In any case, you can also construct the boundary map as follows:
We are given a map $b: B \to B'$. Let $B'' \hookrightarrow B$ denote the preimage in $B$ of $\ker c$. (If you want to desribe this in more categorical terms, it is the kernel of the composite $B \to C \to C'$.)
Then the map $B''\hookrightarrow B \rightarrow B'$ factors through the monomorphism $A' \hookrightarrow B'$ (using the fact that $A' =\ker(B' \to C')\, \, $). This then induces a map on quotients $ B''/A \to A'/\operatorname{im}A$, which is precisely the desired map $\ker c \to\operatorname{coker}a.$
Checking the various exactness claims is just a matter of using all the relevant universal properties of kernels, cokernels, quotients, etc.
Solution 2:
There's a completely element-free proof in Kashiwara's "Categories and Sheaves" (Section 12.1).
Solution 3:
The salamander lemma described by George Bergman and summarised by nlab & the secret blogging seminar help simplify proofs of the basic diagram chases, including the 3x3, four, snake and long exact diagrams.

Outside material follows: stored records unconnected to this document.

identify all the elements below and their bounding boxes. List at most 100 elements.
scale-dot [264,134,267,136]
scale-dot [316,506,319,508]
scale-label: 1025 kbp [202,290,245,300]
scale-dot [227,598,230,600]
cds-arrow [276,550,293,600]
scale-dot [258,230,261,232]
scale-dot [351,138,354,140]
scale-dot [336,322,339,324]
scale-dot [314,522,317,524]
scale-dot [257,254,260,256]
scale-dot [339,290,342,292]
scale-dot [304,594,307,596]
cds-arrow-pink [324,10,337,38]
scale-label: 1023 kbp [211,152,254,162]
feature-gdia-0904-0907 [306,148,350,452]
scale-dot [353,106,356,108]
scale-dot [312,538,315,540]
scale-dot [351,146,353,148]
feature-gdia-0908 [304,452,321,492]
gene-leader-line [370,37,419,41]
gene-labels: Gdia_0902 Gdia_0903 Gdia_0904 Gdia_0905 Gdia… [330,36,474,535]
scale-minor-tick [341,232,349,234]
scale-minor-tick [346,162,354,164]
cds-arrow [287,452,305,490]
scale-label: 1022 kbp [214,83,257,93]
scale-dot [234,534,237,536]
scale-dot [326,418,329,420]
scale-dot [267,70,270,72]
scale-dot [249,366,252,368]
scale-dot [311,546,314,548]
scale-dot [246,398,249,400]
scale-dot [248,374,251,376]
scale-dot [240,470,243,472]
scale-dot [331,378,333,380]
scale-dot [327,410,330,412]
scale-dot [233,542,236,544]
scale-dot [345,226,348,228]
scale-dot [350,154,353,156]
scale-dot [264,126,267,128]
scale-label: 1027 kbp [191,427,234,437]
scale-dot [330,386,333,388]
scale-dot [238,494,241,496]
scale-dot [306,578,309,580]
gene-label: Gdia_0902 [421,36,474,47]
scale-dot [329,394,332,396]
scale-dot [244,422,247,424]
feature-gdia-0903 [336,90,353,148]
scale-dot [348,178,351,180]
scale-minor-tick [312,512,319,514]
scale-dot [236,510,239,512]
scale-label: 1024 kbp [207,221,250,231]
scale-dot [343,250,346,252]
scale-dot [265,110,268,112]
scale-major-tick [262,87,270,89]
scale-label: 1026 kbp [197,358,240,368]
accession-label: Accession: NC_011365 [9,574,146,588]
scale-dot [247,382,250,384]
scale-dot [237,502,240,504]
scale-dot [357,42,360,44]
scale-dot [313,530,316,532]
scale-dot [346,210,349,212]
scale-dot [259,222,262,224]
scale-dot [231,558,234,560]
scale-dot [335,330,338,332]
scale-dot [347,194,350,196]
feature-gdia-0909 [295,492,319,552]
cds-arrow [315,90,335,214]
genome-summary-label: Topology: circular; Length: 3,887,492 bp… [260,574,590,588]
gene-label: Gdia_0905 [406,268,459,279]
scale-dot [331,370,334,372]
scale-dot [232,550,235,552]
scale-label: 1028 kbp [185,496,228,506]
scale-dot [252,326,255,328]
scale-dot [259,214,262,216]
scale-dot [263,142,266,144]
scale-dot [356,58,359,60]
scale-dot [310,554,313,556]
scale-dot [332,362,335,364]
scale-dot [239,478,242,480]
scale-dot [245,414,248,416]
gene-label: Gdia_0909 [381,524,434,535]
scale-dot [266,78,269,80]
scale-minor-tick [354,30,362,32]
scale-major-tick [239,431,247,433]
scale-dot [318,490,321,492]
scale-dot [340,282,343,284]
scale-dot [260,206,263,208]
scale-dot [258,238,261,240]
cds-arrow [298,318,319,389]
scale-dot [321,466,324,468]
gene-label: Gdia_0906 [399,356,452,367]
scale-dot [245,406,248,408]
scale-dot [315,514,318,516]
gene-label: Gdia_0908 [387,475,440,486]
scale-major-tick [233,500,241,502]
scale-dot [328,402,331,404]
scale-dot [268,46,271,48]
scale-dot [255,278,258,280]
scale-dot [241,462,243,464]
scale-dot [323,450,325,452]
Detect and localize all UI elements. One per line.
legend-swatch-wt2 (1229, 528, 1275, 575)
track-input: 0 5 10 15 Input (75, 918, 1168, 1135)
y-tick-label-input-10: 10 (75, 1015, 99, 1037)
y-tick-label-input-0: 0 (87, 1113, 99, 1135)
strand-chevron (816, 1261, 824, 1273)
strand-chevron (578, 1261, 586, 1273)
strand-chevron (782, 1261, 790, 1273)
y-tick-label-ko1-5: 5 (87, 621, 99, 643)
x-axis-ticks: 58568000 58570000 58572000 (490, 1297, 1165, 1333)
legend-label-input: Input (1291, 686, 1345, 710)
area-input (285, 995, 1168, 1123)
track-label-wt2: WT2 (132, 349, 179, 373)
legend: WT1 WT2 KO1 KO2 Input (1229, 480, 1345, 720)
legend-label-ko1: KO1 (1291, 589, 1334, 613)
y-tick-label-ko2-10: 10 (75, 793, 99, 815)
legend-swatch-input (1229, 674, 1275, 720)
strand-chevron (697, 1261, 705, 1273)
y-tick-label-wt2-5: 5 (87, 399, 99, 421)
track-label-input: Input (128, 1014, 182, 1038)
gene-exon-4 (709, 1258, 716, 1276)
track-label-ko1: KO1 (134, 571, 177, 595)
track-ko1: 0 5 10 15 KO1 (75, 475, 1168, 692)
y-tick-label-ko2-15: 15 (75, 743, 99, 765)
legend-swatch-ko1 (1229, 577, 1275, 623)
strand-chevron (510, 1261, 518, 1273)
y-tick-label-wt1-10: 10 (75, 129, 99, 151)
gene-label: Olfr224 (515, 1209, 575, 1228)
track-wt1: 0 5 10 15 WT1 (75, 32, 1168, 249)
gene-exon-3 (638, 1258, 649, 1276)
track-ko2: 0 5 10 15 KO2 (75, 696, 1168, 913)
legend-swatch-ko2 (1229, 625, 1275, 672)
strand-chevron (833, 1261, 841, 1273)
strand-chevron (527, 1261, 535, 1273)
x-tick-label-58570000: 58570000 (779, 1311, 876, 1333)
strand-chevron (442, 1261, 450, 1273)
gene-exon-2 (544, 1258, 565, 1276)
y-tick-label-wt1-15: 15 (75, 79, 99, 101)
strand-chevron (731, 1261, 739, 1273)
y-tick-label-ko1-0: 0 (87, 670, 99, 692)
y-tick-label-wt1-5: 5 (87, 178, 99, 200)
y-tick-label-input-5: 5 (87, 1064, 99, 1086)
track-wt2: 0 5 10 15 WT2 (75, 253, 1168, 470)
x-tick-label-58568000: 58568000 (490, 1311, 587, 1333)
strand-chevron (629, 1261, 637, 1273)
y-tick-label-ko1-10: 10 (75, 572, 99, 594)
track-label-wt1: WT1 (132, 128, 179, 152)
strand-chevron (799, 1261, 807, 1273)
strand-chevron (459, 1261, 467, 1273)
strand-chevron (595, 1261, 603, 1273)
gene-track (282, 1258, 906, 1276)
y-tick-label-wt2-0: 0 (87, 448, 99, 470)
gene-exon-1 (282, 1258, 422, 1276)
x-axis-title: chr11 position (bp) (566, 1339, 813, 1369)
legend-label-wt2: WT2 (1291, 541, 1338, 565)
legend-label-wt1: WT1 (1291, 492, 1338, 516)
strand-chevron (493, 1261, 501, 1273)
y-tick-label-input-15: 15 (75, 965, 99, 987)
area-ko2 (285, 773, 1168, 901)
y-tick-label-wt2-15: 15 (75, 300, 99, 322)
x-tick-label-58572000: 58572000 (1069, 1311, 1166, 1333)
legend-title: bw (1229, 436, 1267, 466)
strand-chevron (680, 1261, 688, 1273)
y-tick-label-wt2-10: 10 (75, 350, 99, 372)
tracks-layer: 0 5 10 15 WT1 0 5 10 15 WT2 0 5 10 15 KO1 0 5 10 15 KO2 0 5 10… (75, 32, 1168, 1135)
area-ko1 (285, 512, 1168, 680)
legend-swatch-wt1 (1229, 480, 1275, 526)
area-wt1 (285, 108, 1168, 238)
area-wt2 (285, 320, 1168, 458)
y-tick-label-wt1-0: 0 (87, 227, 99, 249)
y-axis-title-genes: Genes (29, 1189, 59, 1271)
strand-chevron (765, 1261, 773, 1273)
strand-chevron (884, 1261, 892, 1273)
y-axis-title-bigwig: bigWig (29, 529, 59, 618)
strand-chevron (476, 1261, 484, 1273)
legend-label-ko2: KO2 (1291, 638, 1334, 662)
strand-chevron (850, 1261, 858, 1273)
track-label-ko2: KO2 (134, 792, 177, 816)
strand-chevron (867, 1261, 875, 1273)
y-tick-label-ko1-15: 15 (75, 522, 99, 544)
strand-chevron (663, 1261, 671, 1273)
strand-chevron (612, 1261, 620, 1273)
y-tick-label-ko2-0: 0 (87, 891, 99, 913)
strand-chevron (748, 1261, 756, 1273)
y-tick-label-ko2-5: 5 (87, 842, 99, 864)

However the Secret Blogging Seminar says:
If you don’t like diagram chases, it’s likely that you still won’t like them once you know the Salamander lemma. The salamanders chase the diagrams for you, but you still have to chase the salamanders. I think the salamander proofs are easier to explain (once you know the Salamander lemma), and it’s easier to see where you use the hypotheses. For example, it is totally clear that the argument for the 3x3 lemma can prove the 20x20 lemma as well.
Solution 4:
There is very nice construction of connecting morphism in Borceux: Handbook of categorical algebra II., ch. 1.09 & 1.10. Then he proves exactness of the sequence using pseudo-elements, a technique that makes diagram chasing in any abelian category similar to the diagram chasing in the categories of modules over a ring (without getting lost with all that universal properties).
Nothing non-trivial is required to understand that proof, and surely not Freyd-Mitchell embedding theorem (which is proved later in the book).